Centuripe, a small town tucked in the hills of Sicily, is known as “the balcony of Sicily” for the stunning views it offers across to Mount Etna.
Random Times – In Italy there are some really unique villages in the world. Some are famous for their history and others thanks to their “shape”. And Centuripe has both of these characteristics.
It is a small Sicilian hamlet of 5000 inhabitants, in the province of Enna, east-central Sicily, with an elevation of 732 m on a ridge between the Simeto and Dittaino rivers, northwest of Catania.
Observing any image taken from above, it is impossible not to notice a similarity with the shape of a person, even though perceptions are always very subjective. In fact, there are those who associate the image to the shape of a starfish but, either way, in technical jargon this kind of urban plan is said “polylobate”, meaning that from the center of the town various branches extend in several directions, 5 in this case.
In reality, the reason for this conformation is linked to the orography of the territory, as the development of the constructions follows, almost obligatorily, the natural morphology of the reliefs.
Historically, humans frequents this area since Prehistory, but the foundation of the settlement, with the name of Kentoripa, is due to the ancient Greeks.
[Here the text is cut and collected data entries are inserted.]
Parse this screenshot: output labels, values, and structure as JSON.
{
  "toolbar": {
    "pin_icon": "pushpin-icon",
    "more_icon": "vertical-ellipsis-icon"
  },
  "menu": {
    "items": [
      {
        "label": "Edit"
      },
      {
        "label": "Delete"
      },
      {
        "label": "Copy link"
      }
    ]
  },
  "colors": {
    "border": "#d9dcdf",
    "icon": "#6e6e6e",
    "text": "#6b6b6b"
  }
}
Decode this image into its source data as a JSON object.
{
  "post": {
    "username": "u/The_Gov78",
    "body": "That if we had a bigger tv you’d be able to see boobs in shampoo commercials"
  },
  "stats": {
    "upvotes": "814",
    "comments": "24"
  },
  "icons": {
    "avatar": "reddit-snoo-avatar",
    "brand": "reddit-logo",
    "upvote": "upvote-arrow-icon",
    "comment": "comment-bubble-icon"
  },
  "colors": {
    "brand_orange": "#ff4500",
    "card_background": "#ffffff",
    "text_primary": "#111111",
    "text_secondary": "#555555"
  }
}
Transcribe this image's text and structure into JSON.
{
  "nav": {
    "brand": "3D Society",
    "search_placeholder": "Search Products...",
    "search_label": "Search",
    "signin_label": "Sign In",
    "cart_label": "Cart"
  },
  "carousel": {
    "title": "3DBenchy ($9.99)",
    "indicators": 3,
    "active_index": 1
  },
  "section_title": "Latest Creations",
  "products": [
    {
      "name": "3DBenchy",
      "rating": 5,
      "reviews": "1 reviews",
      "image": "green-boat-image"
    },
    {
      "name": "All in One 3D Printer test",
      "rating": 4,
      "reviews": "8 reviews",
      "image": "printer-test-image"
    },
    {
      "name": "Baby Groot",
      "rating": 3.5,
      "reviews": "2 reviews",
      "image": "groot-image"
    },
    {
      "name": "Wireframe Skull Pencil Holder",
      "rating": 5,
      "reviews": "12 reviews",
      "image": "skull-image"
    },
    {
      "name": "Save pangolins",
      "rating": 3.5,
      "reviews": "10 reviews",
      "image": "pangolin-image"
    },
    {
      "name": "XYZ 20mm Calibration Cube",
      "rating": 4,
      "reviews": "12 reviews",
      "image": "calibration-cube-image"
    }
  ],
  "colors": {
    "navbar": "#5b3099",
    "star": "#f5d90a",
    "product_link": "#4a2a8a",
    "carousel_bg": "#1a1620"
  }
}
The ancient Centuripae, which the Greek historian Thucydides called a city of the Siculi (an ancient Sicilian tribe), allied itself with Athens against Syracuse. Centuripae remained independent of Syracuse, except for a period of domination under the Syracusan tyrant Agathocles, until it was taken by Rome in the First Punic War.
The city apparently suffered in the Roman war against Sextus Pompeius, son of Pompey the Great, and did not regain its prosperity. Partly destroyed by Frederick II in 1233, after which most of the inhabitants moved to Augusta, the city’s ruin was completed by Charles of Anjou.
It was later rebuilt by Francesco Moncada, count of Adernò (now Adrano), and was ruled by his descendants as a county until 1813.
In any case the city, like the most of Sicily, underwent many dominations: Romans, Arabs, Normans and finally Angevins, who destroyed it completely.